- Dahaneh-ye Shirin Location within Iran
- Coordinates: 36°39′39″N 58°01′46″E﻿ / ﻿36.66083°N 58.02944°E
- Country: Iran
- Province: North Khorasan
- County: Bam and Safiabad
- District: Central
- Rural District: Dahaneh-ye Shirin

Population (2016)
- • Total: 551
- Time zone: UTC+3:30 (IRST)

= Dahaneh-ye Shirin =

Village in North Khorasan province, Iran

Dahaneh-ye Shirin (دهنه شيرين) (Note: Also romanized as Dahneh-ye Shīrīn) is a village in, and the capital of, Dahaneh-ye Shirin Rural District in the Central District (Note: Formerly Bam and Safiabad District of Esfarayen County) of Bam and Safiabad County, North Khorasan province, Iran.

==Demographics==
===Population===
At the time of the 2006 National Census, the village's population was 559 in 151 households, when it was in Safiabad Rural District of Bam and Safiabad District (Note: Renamed the Central District of Bam and Safiabad County) in Esfarayen County.

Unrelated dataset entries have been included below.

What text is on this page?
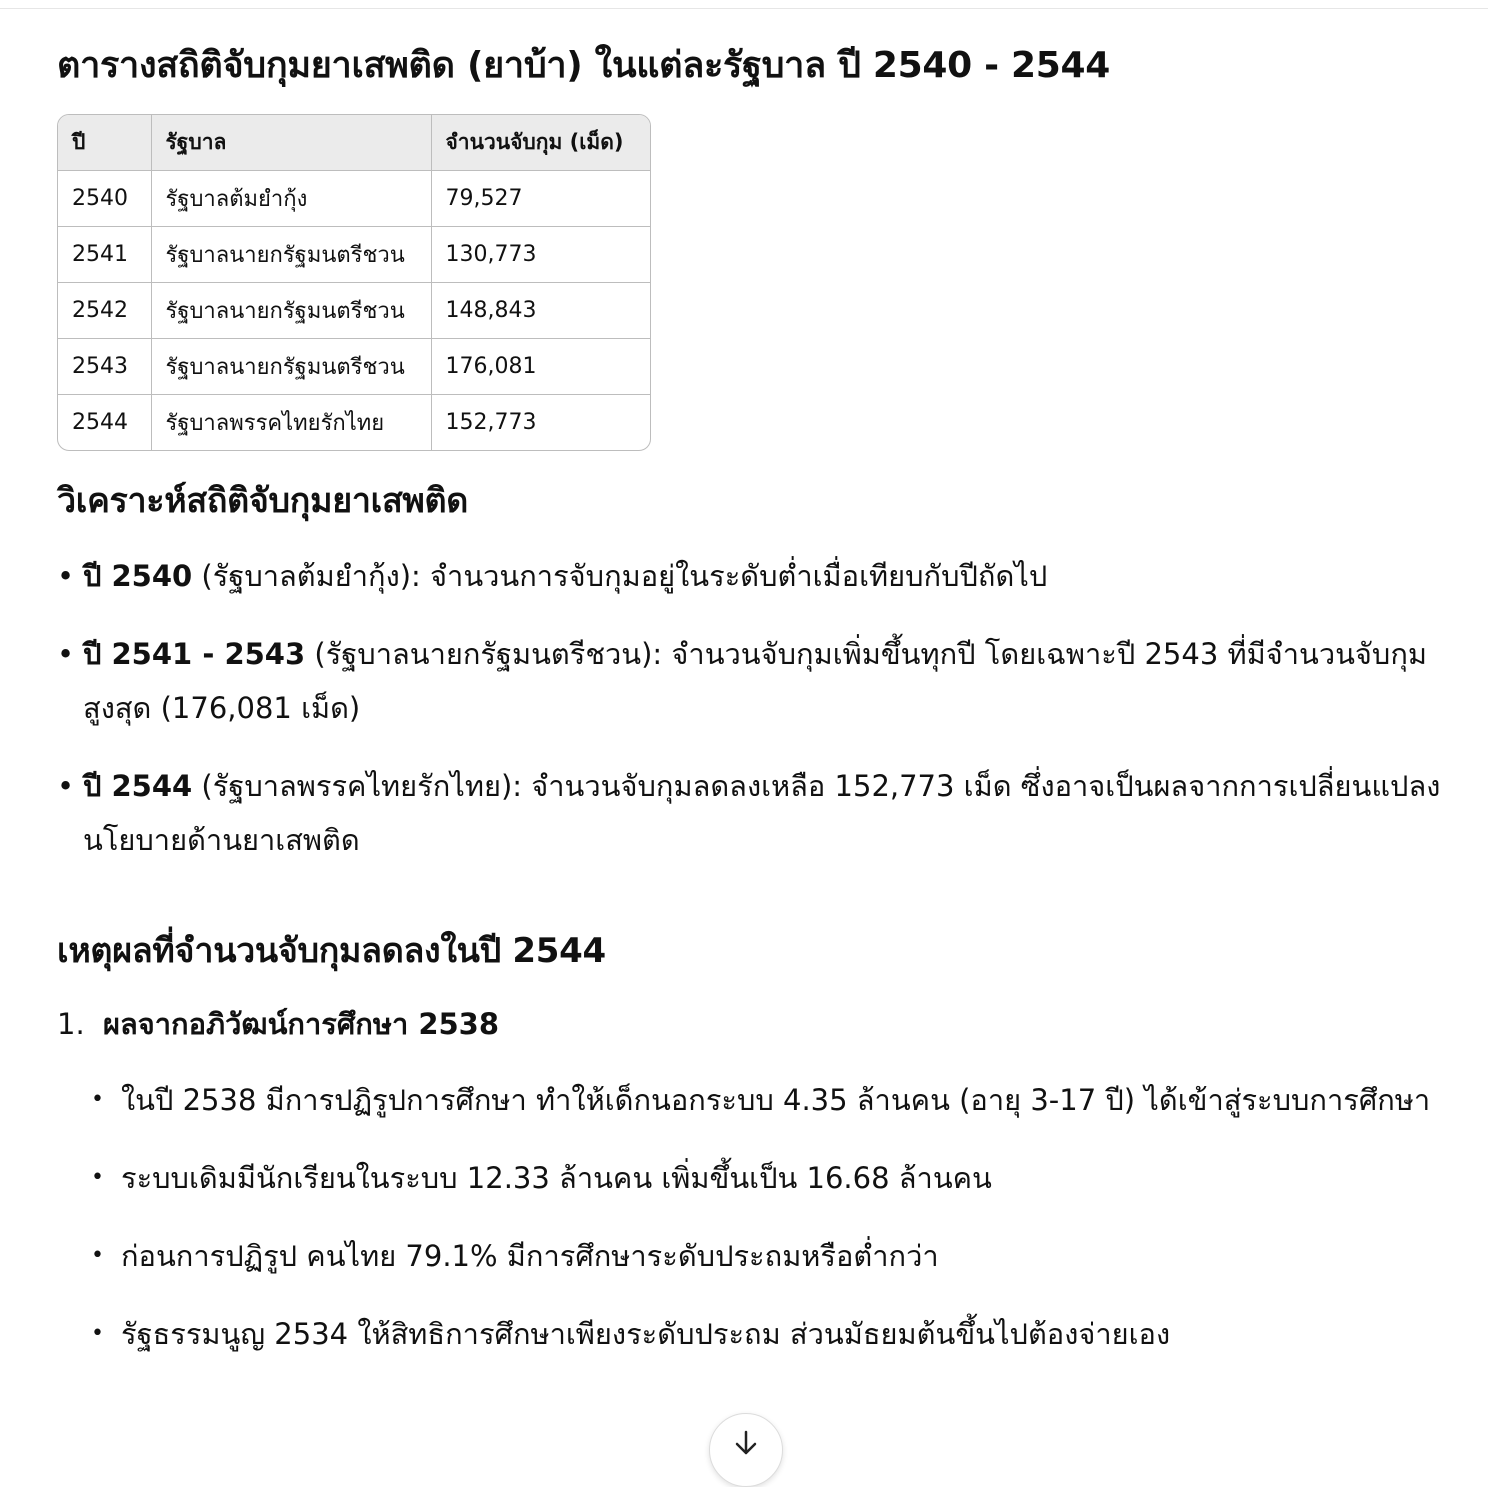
ตารางสถิติจับกุมยาเสพติด (ยาบ้า) ในแต่ละรัฐบาล ปี 2540 - 2544
ปี	รัฐบาล	จำนวนจับกุม (เม็ด)
2540	รัฐบาลต้มยำกุ้ง	79,527
2541	รัฐบาลนายกรัฐมนตรีชวน	130,773
2542	รัฐบาลนายกรัฐมนตรีชวน	148,843
2543	รัฐบาลนายกรัฐมนตรีชวน	176,081
2544	รัฐบาลพรรคไทยรักไทย	152,773
วิเคราะห์สถิติจับกุมยาเสพติด
• ปี 2540 (รัฐบาลต้มยำกุ้ง): จำนวนการจับกุมอยู่ในระดับต่ำเมื่อเทียบกับปีถัดไป
• ปี 2541 - 2543 (รัฐบาลนายกรัฐมนตรีชวน): จำนวนจับกุมเพิ่มขึ้นทุกปี โดยเฉพาะปี 2543 ที่มีจำนวนจับกุมสูงสุด (176,081 เม็ด)
• ปี 2544 (รัฐบาลพรรคไทยรักไทย): จำนวนจับกุมลดลงเหลือ 152,773 เม็ด ซึ่งอาจเป็นผลจากการเปลี่ยนแปลงนโยบายด้านยาเสพติด
เหตุผลที่จำนวนจับกุมลดลงในปี 2544
1. ผลจากอภิวัฒน์การศึกษา 2538
• ในปี 2538 มีการปฏิรูปการศึกษา ทำให้เด็กนอกระบบ 4.35 ล้านคน (อายุ 3-17 ปี) ได้เข้าสู่ระบบการศึกษา
• ระบบเดิมมีนักเรียนในระบบ 12.33 ล้านคน เพิ่มขึ้นเป็น 16.68 ล้านคน
• ก่อนการปฏิรูป คนไทย 79.1% มีการศึกษาระดับประถมหรือต่ำกว่า
• รัฐธรรมนูญ 2534 ให้สิทธิการศึกษาเพียงระดับประถม ส่วนมัธยมต้นขึ้นไปต้องจ่ายเอง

The following census in 2011 counted 613 people in 173 households. The 2016 census measured the population of the village as 551 people in 175 households.

In 2023, the district was separated from the county in the establishment of Bam and Safiabad County and renamed the Central District. Dahaneh-ye Shirin was transferred to Dahaneh-ye Shirin Rural District created in the same district.